Study upon study upon study. Yet, for all the studies, all the expensively researched knowledge, there's very little to show for it. Being based on the chronically understated IPCC evaluations, the home grown stuff is truly "best case" scenario thinking. It's also disturbingly distant in focus, looking at where our successors will be in 2100 instead of what's coming in 2020, 2030, 2050 and what we need to be doing about that right now. It's a construct designed to simply kick the problems down the road.
That got me thinking about the approaches to global warming taken by the Brits, the Dutch and other coastal European states. They're engaged in practical, "hands on" planning and adaptation measures. Their approach almost suggests that we North Americans are in denial. We do lots of studies, tuck them away in neatly indexed drawers and that's where it ends.
I've long wondered why we seem to be sitting on our hands. The Americans, for example, are said to be facing a future wave of internally displaced citizens, something normally seen in war zones, forced by coastal inundations or sustained droughts to abandon those areas and to relocate elsewhere. In general terms it'll be people leaving the south and heading north. So why aren't the Americans doing anything about it?
I suspect what distinguishes our approach from the Europeans' is that we North Americans have no cultural or societal experience of this sort of upheaval. Reality, for us, is a more or less stable continuum of the status quo. The Euros, by contrast, are steeped in national catastrophes, usually at their own hands. To them this sort of potential cataclysm is very credible. To us, living in pampered societies that have never gone through that experience once, much less on the regular basis of our European cousins, the magnitude of the problem seems too much to accept, unbelievable. That sort of thing simply doesn't happen to us, thank you very much.
If we don't shake ourselves free of our cultural and societal stupor, others such as our children and grandchildren will pay for that very dearly in years to come.

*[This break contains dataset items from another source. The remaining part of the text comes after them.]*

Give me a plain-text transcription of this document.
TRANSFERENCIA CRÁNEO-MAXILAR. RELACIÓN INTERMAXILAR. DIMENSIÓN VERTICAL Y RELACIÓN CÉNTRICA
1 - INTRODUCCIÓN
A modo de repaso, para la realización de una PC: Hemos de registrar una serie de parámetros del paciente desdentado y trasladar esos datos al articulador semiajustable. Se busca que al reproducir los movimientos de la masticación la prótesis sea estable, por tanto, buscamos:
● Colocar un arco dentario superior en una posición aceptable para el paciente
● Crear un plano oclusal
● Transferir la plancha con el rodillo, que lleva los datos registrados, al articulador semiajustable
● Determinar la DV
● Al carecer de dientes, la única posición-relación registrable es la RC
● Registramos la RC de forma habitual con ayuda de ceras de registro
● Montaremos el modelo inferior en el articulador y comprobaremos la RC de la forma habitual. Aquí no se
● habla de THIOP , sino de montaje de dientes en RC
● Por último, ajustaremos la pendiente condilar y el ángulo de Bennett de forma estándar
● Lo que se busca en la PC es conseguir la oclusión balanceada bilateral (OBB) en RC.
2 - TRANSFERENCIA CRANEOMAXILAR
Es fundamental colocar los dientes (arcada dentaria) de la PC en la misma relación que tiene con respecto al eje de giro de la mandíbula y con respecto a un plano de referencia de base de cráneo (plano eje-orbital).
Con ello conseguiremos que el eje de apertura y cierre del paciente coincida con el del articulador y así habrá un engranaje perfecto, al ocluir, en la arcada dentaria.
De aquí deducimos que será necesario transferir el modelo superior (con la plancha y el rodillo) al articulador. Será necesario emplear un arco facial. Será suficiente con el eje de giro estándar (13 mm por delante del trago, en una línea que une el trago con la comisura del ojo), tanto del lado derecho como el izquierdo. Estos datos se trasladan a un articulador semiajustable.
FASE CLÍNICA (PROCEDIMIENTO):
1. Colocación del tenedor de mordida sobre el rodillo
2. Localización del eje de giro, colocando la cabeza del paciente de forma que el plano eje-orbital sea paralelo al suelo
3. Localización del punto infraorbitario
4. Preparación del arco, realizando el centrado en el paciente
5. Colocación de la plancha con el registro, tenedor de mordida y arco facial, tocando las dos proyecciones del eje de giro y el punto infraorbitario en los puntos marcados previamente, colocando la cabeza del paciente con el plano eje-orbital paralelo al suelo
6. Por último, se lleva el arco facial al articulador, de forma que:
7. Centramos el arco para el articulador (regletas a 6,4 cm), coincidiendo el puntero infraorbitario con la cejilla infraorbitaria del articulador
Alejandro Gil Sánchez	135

You may have a point. But what about the "dust bowl"? It was pretty awful and what's coming will make it look like a walk in the park
ReplyDeleteOops
ReplyDeleteSea level rise is exaggerated
"We are told sea level is rising and will soon swamp all of our cities. Everybody knows that the Pacific island of Tuvalu is sinking. Around 1990 it became obvious the local tide-gauge did not agree - there was no evidence of 'sinking.' So scientists at Flinders University, Adelaide, set up new, modern, tide-gauges in 12 Pacific islands. Recently, the whole project was abandoned as there was no sign of a change in sea level at any of the 12 islands for the past 16 years."